// Depression (pseudodementia)

In an elderly patient, the symptoms of severe depression can look like a dementia. This is sometimes referred to as Depressive pseudodementia or just pseudo-dementia. In fact, it may represent one of the most common causes of reversible cognitive impairment (ie loss of memory or other thinking abilities which are not permanent, but can be reversed with treatment). Patients with pseudodementia may have impaired memory, learning, and cognitive function, just like those with dementia, in addition to the symptoms of depression. Symptoms of depression may include sad mood or irritability, difficulty concentrating, reduced interests, motivation and activity, or changes in normal sleep and appetite. People with pseudodementia may be more aware of their memory problems than people with a true dementia. They may also do better on certain tests of memory and thinking – for example if given a hint they may remember things well.
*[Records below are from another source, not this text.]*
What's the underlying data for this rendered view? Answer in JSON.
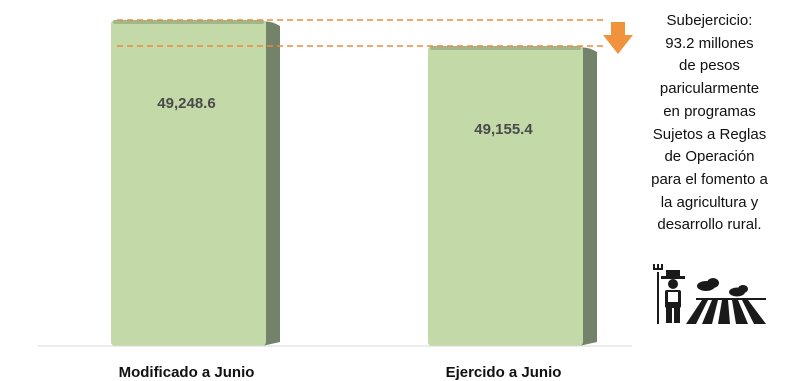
{
  "chart_data": {
    "type": "bar",
    "categories": [
      "Modificado a Junio",
      "Ejercido a Junio"
    ],
    "values": [
      49248.6,
      49155.4
    ],
    "value_labels": [
      "49,248.6",
      "49,155.4"
    ],
    "difference": 93.2,
    "title": "",
    "xlabel": "",
    "ylabel": "",
    "ylim": [
      0,
      49248.6
    ],
    "grid": false,
    "legend": "none",
    "colors": {
      "bar_face": "#c3d9a8",
      "bar_side": "#73836a",
      "bar_top": "#9fb78a",
      "reference_line": "#f08a3c",
      "arrow": "#f0933c"
    }
  },
  "annotation": {
    "lines": [
      "Subejercicio:",
      "93.2 millones",
      "de pesos",
      "paricularmente",
      "en programas",
      "Sujetos a Reglas",
      "de Operación",
      "para el fomento a",
      "la agricultura y",
      "desarrollo rural."
    ]
  },
  "icons": {
    "arrow": "down-arrow-icon",
    "farmer": "farmer-field-icon"
  }
}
Furthermore, people with pseudodementia may have a history of depression or a recent significant upsetting life event. Therefore, the onset of pseudodementia may be more abrupt than, for example, Alzheimer’s disease. The diagnosis is usually made either by an internist or geriatrician who is attuned to depression or by a psychiatrist. Treatment with antidepressant medication or psychotherapy leads to an improvement in memory and thinking. It is important to realize that some patients with depressive pseudodementia will eventually progress to irreversible dementia, and so individuals with pseudodemtntia should continue to have their memory and thinking evaluated. It’s also important to remember that as many as 20-40% of people with dementia may also suffer from depression.